Sukey was sent for, and when the tall, lanky fellow entered the apartment, Fernando told him all.
“Don’t you be in the game, Fernando. Let me tell you, don’t you be in it,” Sukey answered.
But he was informed that he must, or be forever disgraced. Besides, his enemy was a hated Briton, whom their country was almost on the verge of war with, and it would not be a bad thing to kill him in advance.
“Well, if you must be in the game, Fernando, fight with hatchets. You know you used to throw a hatchet twenty steps and split a pumpkin every time. Fight with hatchets.”

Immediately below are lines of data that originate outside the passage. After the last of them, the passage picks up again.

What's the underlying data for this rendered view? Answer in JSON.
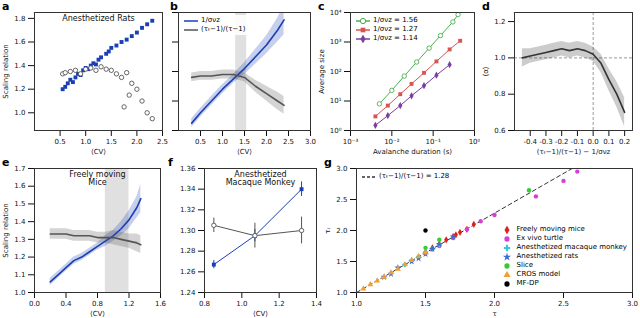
{
  "chart_data": [
    {
      "type": "scatter",
      "panel": "a",
      "annotation": "Anesthetized Rats",
      "x_label": "⟨CV⟩",
      "y_label": "Scaling relation",
      "xlim": [
        0,
        2.5
      ],
      "xticks": [
        0.5,
        {
          "value": 1,
          "label": "1.0"
        },
        1.5,
        {
          "value": 2,
          "label": "2.0"
        },
        2.5
      ],
      "ylim": [
        0.85,
        1.85
      ],
      "yticks": [
        {
          "value": 1,
          "label": "1.0"
        },
        1.2,
        1.4,
        1.6,
        1.8
      ],
      "series": [
        {
          "color": "#1a3fb5",
          "marker": "square",
          "x": [
            0.55,
            0.6,
            0.65,
            0.7,
            0.75,
            0.8,
            0.85,
            0.9,
            0.95,
            1.0,
            1.05,
            1.1,
            1.15,
            1.2,
            1.25,
            1.3,
            1.4,
            1.45,
            1.5,
            1.6,
            1.7,
            1.8,
            1.9,
            2.0,
            2.1,
            2.2,
            2.3
          ],
          "values": [
            1.2,
            1.22,
            1.25,
            1.28,
            1.26,
            1.3,
            1.33,
            1.32,
            1.36,
            1.38,
            1.37,
            1.4,
            1.42,
            1.41,
            1.45,
            1.47,
            1.5,
            1.52,
            1.55,
            1.57,
            1.6,
            1.62,
            1.65,
            1.68,
            1.72,
            1.75,
            1.78
          ]
        },
        {
          "color": "#555555",
          "marker": "open_circle",
          "x": [
            0.55,
            0.6,
            0.7,
            0.8,
            0.9,
            1.0,
            1.1,
            1.2,
            1.3,
            1.4,
            1.5,
            1.6,
            1.7,
            1.75,
            1.8,
            1.85,
            1.9,
            2.0,
            2.1,
            2.2,
            2.3
          ],
          "values": [
            1.33,
            1.34,
            1.35,
            1.36,
            1.33,
            1.37,
            1.38,
            1.36,
            1.39,
            1.37,
            1.36,
            1.33,
            1.3,
            1.05,
            1.34,
            1.15,
            1.25,
            1.2,
            1.1,
            1.0,
            0.95
          ]
        }
      ]
    },
    {
      "type": "line",
      "panel": "b",
      "x_label": "⟨CV⟩",
      "tick_labels": "x",
      "legend": "top-left",
      "xlim": [
        0,
        3
      ],
      "xticks": [
        0.5,
        {
          "value": 1,
          "label": "1.0"
        },
        1.5,
        {
          "value": 2,
          "label": "2.0"
        },
        2.5,
        {
          "value": 3,
          "label": "3.0"
        }
      ],
      "ylim": [
        1,
        1.8
      ],
      "yticks": [
        1,
        1.2,
        1.4,
        1.6,
        1.8
      ],
      "highlight_x": [
        1.3,
        1.55
      ],
      "x": [
        0.3,
        0.5,
        0.75,
        1.0,
        1.25,
        1.5,
        1.75,
        2.0,
        2.25,
        2.4
      ],
      "series": [
        {
          "name": "1/σνz",
          "color": "#1a3fb5",
          "values": [
            1.05,
            1.12,
            1.2,
            1.28,
            1.35,
            1.42,
            1.5,
            1.58,
            1.68,
            1.75
          ],
          "lower": [
            1.02,
            1.09,
            1.17,
            1.25,
            1.32,
            1.38,
            1.45,
            1.52,
            1.6,
            1.65
          ],
          "upper": [
            1.08,
            1.15,
            1.23,
            1.31,
            1.38,
            1.46,
            1.55,
            1.64,
            1.76,
            1.85
          ]
        },
        {
          "name": "(τₜ−1)/(τ−1)",
          "color": "#555555",
          "values": [
            1.36,
            1.37,
            1.37,
            1.38,
            1.38,
            1.36,
            1.3,
            1.25,
            1.2,
            1.17
          ],
          "lower": [
            1.33,
            1.34,
            1.34,
            1.35,
            1.35,
            1.33,
            1.26,
            1.2,
            1.14,
            1.11
          ],
          "upper": [
            1.39,
            1.4,
            1.4,
            1.41,
            1.41,
            1.39,
            1.34,
            1.3,
            1.26,
            1.23
          ]
        }
      ]
    },
    {
      "type": "line",
      "panel": "c",
      "log": true,
      "legend": "top-left",
      "x_label": "Avalanche duration (s)",
      "y_label": "Average size",
      "xlim": [
        0.001,
        1
      ],
      "xticks": [
        {
          "value": 0.001,
          "label": "10⁻³"
        },
        {
          "value": 0.01,
          "label": "10⁻²"
        },
        {
          "value": 0.1,
          "label": "10⁻¹"
        },
        {
          "value": 1,
          "label": "10⁰"
        }
      ],
      "ylim": [
        1,
        10000
      ],
      "yticks": [
        {
          "value": 1,
          "label": "10⁰"
        },
        {
          "value": 10,
          "label": "10¹"
        },
        {
          "value": 100,
          "label": "10²"
        },
        {
          "value": 1000,
          "label": "10³"
        },
        {
          "value": 10000,
          "label": "10⁴"
        }
      ],
      "series": [
        {
          "name": "1/σνz = 1.56",
          "color": "#4caf50",
          "marker": "open_circle",
          "x": [
            0.005,
            0.01,
            0.02,
            0.04,
            0.08,
            0.15,
            0.3,
            0.4
          ],
          "values": [
            8,
            23,
            70,
            210,
            620,
            1650,
            4800,
            8500
          ]
        },
        {
          "name": "1/σνz = 1.27",
          "color": "#d9534f",
          "marker": "square",
          "x": [
            0.004,
            0.008,
            0.016,
            0.03,
            0.06,
            0.12,
            0.25,
            0.45
          ],
          "values": [
            3,
            7,
            17,
            38,
            90,
            220,
            560,
            1100
          ]
        },
        {
          "name": "1/σνz = 1.14",
          "color": "#7b3fa0",
          "marker": "diamond",
          "x": [
            0.004,
            0.008,
            0.016,
            0.03,
            0.06,
            0.12,
            0.25
          ],
          "values": [
            1.5,
            3.2,
            7,
            15,
            33,
            75,
            170
          ]
        }
      ]
    },
    {
      "type": "line",
      "panel": "d",
      "x_label": "(τₜ−1)/(τ−1) − 1/σνz",
      "y_label": "⟨α⟩",
      "xlim": [
        -0.5,
        0.25
      ],
      "xticks": [
        -0.4,
        -0.3,
        -0.2,
        -0.1,
        {
          "value": 0,
          "label": "0.0"
        },
        0.1,
        0.2
      ],
      "ylim": [
        0.6,
        1.25
      ],
      "yticks": [
        0.6,
        0.8,
        {
          "value": 1,
          "label": "1.0"
        },
        1.2
      ],
      "reference_x": 0,
      "reference_y": 1,
      "x": [
        -0.45,
        -0.4,
        -0.35,
        -0.3,
        -0.25,
        -0.2,
        -0.15,
        -0.1,
        -0.05,
        0.0,
        0.05,
        0.1,
        0.15,
        0.2
      ],
      "series": [
        {
          "color": "#333333",
          "values": [
            1.0,
            1.01,
            1.02,
            1.03,
            1.04,
            1.05,
            1.04,
            1.05,
            1.04,
            1.02,
            0.97,
            0.88,
            0.8,
            0.7
          ],
          "lower": [
            0.95,
            0.97,
            0.98,
            0.99,
            1.0,
            1.01,
            1.0,
            1.01,
            1.0,
            0.98,
            0.92,
            0.82,
            0.73,
            0.62
          ],
          "upper": [
            1.05,
            1.05,
            1.06,
            1.07,
            1.08,
            1.09,
            1.08,
            1.09,
            1.08,
            1.06,
            1.02,
            0.94,
            0.87,
            0.78
          ]
        }
      ]
    },
    {
      "type": "line",
      "panel": "e",
      "annotation": "Freely moving\nMice",
      "x_label": "⟨CV⟩",
      "y_label": "Scaling relation",
      "xlim": [
        0,
        1.6
      ],
      "xticks": [
        {
          "value": 0,
          "label": "0.0"
        },
        0.4,
        0.8,
        1.2,
        1.6
      ],
      "ylim": [
        1,
        1.7
      ],
      "yticks": [
        {
          "value": 1,
          "label": "1.0"
        },
        1.1,
        1.2,
        1.3,
        1.4,
        1.5,
        1.6,
        1.7
      ],
      "highlight_x": [
        0.9,
        1.2
      ],
      "x": [
        0.2,
        0.3,
        0.4,
        0.5,
        0.6,
        0.7,
        0.8,
        0.9,
        1.0,
        1.1,
        1.2,
        1.3,
        1.35
      ],
      "series": [
        {
          "name": "1/σνz",
          "color": "#1a3fb5",
          "values": [
            1.06,
            1.1,
            1.14,
            1.18,
            1.2,
            1.23,
            1.26,
            1.29,
            1.32,
            1.36,
            1.41,
            1.48,
            1.53
          ],
          "lower": [
            1.04,
            1.08,
            1.12,
            1.16,
            1.18,
            1.21,
            1.24,
            1.26,
            1.29,
            1.32,
            1.36,
            1.42,
            1.45
          ],
          "upper": [
            1.08,
            1.12,
            1.16,
            1.2,
            1.22,
            1.25,
            1.28,
            1.32,
            1.35,
            1.4,
            1.46,
            1.54,
            1.61
          ]
        },
        {
          "name": "(τₜ−1)/(τ−1)",
          "color": "#555555",
          "values": [
            1.33,
            1.33,
            1.33,
            1.32,
            1.32,
            1.32,
            1.31,
            1.31,
            1.31,
            1.3,
            1.29,
            1.28,
            1.27
          ],
          "lower": [
            1.3,
            1.3,
            1.3,
            1.29,
            1.29,
            1.29,
            1.28,
            1.28,
            1.27,
            1.26,
            1.25,
            1.23,
            1.22
          ],
          "upper": [
            1.36,
            1.36,
            1.36,
            1.35,
            1.35,
            1.35,
            1.34,
            1.34,
            1.35,
            1.34,
            1.33,
            1.33,
            1.32
          ]
        }
      ]
    },
    {
      "type": "line",
      "panel": "f",
      "annotation": "Anesthetized\nMacaque Monkey",
      "x_label": "⟨CV⟩",
      "xlim": [
        0.8,
        1.4
      ],
      "xticks": [
        0.8,
        {
          "value": 1,
          "label": "1.0"
        },
        1.2,
        1.4
      ],
      "ylim": [
        1.24,
        1.36
      ],
      "yticks": [
        1.24,
        1.26,
        1.28,
        {
          "value": 1.3,
          "label": "1.30"
        },
        1.32,
        1.34,
        1.36
      ],
      "x": [
        0.85,
        1.07,
        1.32
      ],
      "series": [
        {
          "name": "1/σνz",
          "color": "#1a3fb5",
          "marker": "square",
          "values": [
            1.267,
            1.295,
            1.34
          ],
          "error": [
            0.004,
            0.006,
            0.007
          ]
        },
        {
          "name": "(τₜ−1)/(τ−1)",
          "color": "#555555",
          "marker": "open_circle",
          "values": [
            1.305,
            1.295,
            1.3
          ],
          "error": [
            0.007,
            0.012,
            0.013
          ]
        }
      ]
    },
    {
      "type": "scatter",
      "panel": "g",
      "legend": "bottom-right",
      "x_label": "τ",
      "y_label": "τₜ",
      "xlim": [
        1,
        3
      ],
      "xticks": [
        {
          "value": 1,
          "label": "1.0"
        },
        1.5,
        {
          "value": 2,
          "label": "2.0"
        },
        2.5,
        {
          "value": 3,
          "label": "3.0"
        }
      ],
      "ylim": [
        1,
        3
      ],
      "yticks": [
        {
          "value": 1,
          "label": "1.0"
        },
        1.5,
        {
          "value": 2,
          "label": "2.0"
        },
        2.5,
        {
          "value": 3,
          "label": "3.0"
        }
      ],
      "reference_line": {
        "origin": [
          1,
          1
        ],
        "slope": 1.28,
        "label": "(τₜ−1)/(τ−1) = 1.28",
        "line_style": "dashed"
      },
      "series": [
        {
          "name": "Freely moving mice",
          "color": "#e0201b",
          "marker": "diamond",
          "x": [
            1.5,
            1.55,
            1.6,
            1.65,
            1.7,
            1.72,
            1.75,
            1.8,
            1.85
          ],
          "values": [
            1.65,
            1.72,
            1.78,
            1.85,
            1.9,
            1.93,
            1.97,
            2.02,
            2.1
          ]
        },
        {
          "name": "Ex vivo turtle",
          "color": "#d63fd6",
          "marker": "circle",
          "x": [
            1.6,
            1.7,
            1.8,
            1.9,
            2.0,
            2.3,
            2.5,
            2.6
          ],
          "values": [
            1.75,
            1.88,
            2.02,
            2.15,
            2.25,
            2.55,
            2.8,
            2.95
          ]
        },
        {
          "name": "Anesthetized macaque monkey",
          "color": "#33ccdd",
          "marker": "cross",
          "x": [
            1.35,
            1.4,
            1.45,
            1.5,
            1.55,
            1.6
          ],
          "values": [
            1.45,
            1.52,
            1.58,
            1.65,
            1.7,
            1.77
          ]
        },
        {
          "name": "Anesthetized rats",
          "color": "#3b6fd6",
          "marker": "star",
          "x": [
            1.2,
            1.25,
            1.3,
            1.4,
            1.45,
            1.5,
            1.55,
            1.6,
            1.7
          ],
          "values": [
            1.25,
            1.3,
            1.4,
            1.5,
            1.55,
            1.62,
            1.7,
            1.78,
            1.9
          ]
        },
        {
          "name": "Slice",
          "color": "#33cc33",
          "marker": "circle",
          "x": [
            1.5,
            1.6,
            2.25
          ],
          "values": [
            1.72,
            1.85,
            2.65
          ]
        },
        {
          "name": "CROS model",
          "color": "#f0a030",
          "marker": "triangle",
          "x": [
            1.05,
            1.1,
            1.15,
            1.2,
            1.25,
            1.3,
            1.35,
            1.4,
            1.45,
            1.5
          ],
          "values": [
            1.06,
            1.13,
            1.19,
            1.25,
            1.32,
            1.38,
            1.45,
            1.52,
            1.58,
            1.64
          ]
        },
        {
          "name": "MF-DP",
          "color": "#000000",
          "marker": "circle",
          "x": [
            1.5
          ],
          "values": [
            2.0
          ]
        }
      ]
    }
  ]
}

It was a novel mode of dueling; but Terrence took the proposition to the lieutenant’s friend. The Briton said his friend was a gentlemen, willing to fight with any of the weapons which civilized gentlemen used, and if Mr. Stevens would not consent to the same, the lieutenant would publish him as a barbarian and a coward. Pistols were settled on as a compromise, and Terrence went away to settle the final arrangements. He returned with a smile on his face and, rubbing his hands, said:
“Cheer up, me boy, it’s all settled.”
“What? won’t we fight?”
“Yes, it’s settled that you will fight.”
For a long time, Fernando was silent, and then he said:
“When will it take place, Terrence?”
“To-morrow morning at sunrise.”
Fernando did not go to school that day. Sukey was enjoined to keep the matter a secret, and he went to his classroom as if nothing unusual were about to happen. Fernando spent the day in writing letters to be sent home in case he should not survive the affair which, after all, he believed to be disgraceful. Dueling he thought little better than murder; but he was in for it and determined not to show the white feather. Don’t blame Fernando, for he lived in a barbarous age, when the “code of honor” was thought to be honorable. His chief remorse was for his madcap, drunken freak, which had been the provocation for the event, and yet, when he came to think of the ludicrousness of his adventures, he smiled.
More than once on that gloomy day he thought of Morgianna, whom in reality he loved at first sight. Would he ever see her again, or was she only the evening star, which had risen on the last hours of his existence? When Sukey returned, he held a long interview with him and gave him a bundle of letters and papers to send home if—he could not finish the sentence.